実際にその社会であるだろうというのが北朝鮮の社会なんだと思うが、韓国人が書いた詩人が書けなく時代を描いたフィクション、キム・ヨンス『七年の最後』も読んでいた。これは図書館の新刊コーナーにあったもの。

昨日は図書館に行かず、返却本も予約本も無かったので家で待機していたが、やはりあまり読書は出来ないかった。いろいろ読みすぎて完読できないというのもあるけど、例えば梯久美子の本を読んでいて島尾ミホが出てくると島尾ミホの作品をもう一度見直してみたくなったりするのだった。
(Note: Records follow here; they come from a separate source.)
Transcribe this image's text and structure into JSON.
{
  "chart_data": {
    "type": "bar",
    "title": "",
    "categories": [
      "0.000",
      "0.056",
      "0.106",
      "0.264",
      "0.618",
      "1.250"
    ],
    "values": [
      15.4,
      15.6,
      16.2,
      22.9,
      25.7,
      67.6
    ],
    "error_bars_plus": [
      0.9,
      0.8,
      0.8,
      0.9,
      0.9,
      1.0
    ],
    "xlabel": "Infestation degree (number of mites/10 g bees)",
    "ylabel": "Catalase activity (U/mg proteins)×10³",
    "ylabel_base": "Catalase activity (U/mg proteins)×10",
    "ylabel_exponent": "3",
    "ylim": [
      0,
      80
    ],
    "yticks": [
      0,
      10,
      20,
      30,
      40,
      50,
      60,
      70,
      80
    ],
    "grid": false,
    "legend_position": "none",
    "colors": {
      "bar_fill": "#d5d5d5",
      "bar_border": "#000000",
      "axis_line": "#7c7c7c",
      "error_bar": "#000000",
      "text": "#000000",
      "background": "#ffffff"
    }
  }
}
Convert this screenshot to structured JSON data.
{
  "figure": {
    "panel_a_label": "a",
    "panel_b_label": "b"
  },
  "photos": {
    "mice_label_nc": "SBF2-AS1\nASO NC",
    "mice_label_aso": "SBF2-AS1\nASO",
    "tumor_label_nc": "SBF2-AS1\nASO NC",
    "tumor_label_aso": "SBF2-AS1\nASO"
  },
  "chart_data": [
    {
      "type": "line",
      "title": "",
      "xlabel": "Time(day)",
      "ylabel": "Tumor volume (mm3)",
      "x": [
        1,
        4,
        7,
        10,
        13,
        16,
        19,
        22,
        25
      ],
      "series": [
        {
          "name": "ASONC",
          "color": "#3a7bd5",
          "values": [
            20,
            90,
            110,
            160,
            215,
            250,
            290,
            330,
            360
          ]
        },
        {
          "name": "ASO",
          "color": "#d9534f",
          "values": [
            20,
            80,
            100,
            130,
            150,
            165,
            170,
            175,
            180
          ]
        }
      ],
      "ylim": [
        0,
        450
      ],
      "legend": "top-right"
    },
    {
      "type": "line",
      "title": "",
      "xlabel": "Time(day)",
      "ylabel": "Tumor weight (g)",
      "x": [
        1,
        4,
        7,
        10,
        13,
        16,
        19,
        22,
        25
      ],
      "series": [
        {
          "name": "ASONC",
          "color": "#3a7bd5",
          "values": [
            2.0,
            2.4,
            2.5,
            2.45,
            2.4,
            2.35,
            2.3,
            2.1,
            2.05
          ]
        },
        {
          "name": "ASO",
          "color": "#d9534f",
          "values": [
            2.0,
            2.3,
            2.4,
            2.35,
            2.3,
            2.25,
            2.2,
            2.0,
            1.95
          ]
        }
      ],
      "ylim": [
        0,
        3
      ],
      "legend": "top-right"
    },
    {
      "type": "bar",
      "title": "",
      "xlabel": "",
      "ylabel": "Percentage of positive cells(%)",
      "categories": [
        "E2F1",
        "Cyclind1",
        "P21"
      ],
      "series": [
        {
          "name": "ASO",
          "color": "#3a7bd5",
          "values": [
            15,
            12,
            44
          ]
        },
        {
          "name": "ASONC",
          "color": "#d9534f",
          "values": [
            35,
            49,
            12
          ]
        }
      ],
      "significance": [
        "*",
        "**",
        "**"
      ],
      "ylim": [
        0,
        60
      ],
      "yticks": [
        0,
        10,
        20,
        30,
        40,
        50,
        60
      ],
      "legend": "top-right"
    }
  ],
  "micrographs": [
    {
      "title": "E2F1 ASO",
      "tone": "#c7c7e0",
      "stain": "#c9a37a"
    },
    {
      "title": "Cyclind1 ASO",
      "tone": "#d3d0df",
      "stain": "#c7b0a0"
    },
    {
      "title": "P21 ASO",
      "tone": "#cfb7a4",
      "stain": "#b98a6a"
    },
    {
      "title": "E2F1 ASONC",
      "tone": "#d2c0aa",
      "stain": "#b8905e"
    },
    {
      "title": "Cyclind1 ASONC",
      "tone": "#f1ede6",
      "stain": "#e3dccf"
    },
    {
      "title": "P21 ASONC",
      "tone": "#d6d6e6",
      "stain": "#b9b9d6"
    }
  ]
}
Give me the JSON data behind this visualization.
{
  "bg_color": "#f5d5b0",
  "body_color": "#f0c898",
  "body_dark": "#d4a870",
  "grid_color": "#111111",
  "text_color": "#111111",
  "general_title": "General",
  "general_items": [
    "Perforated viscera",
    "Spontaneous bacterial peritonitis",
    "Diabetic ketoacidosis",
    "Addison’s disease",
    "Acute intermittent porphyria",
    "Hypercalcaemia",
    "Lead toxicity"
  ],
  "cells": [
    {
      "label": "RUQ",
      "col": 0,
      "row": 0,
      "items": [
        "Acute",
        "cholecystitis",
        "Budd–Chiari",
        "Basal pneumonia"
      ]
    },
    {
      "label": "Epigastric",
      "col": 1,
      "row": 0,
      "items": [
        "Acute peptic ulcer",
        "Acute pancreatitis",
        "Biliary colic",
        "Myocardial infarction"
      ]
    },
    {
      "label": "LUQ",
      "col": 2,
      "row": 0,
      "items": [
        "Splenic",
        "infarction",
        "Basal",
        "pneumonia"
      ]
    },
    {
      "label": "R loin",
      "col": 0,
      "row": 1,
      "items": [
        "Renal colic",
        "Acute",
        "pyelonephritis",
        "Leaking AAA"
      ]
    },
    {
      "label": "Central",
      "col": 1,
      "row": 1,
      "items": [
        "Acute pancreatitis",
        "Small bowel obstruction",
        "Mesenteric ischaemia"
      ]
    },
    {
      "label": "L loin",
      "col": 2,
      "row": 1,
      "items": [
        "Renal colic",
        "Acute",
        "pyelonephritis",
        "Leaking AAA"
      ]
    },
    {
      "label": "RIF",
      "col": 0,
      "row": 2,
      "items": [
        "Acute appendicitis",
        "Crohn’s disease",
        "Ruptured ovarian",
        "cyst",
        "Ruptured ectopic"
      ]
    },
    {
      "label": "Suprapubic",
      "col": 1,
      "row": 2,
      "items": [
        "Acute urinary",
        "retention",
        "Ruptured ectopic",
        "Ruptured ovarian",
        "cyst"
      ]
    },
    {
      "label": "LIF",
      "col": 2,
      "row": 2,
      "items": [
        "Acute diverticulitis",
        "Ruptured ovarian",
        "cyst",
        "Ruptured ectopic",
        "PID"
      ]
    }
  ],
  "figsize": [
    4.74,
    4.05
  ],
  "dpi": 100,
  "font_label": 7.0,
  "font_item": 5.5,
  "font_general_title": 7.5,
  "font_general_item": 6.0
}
感想が綿密にアップされている本ばかりじゃないから、忘れていることも多い。忘却しているのだ。それでも無意識のなかでは蓄積されているもんだろうか?だいたい感動するところは決まってしまっているような気がする。もはやそれを確かめるために読書しているのだろうか?

読書は依存症だと思っているからな。まだ映画の方が二時間なら二時間で終わるのがいいと思う。三時間近い映画もあるが昨日観たのは一時間ちょいほどだった。若松監督の初期の『新宿マッド』は新宿のゲリラ撮影とか、1970年の新宿は新宿騒乱が終わってフーテンの時代だったんだよな。中上健次の初期の小説で読んだからそのイメージだった。風月堂(ジャズ喫茶)とか出てきて欲しかったな。

今日の一句

フーテンや風俗夢見て風狂よ 宿仮

風俗というのはエッチなことじゃなく文化風俗的な。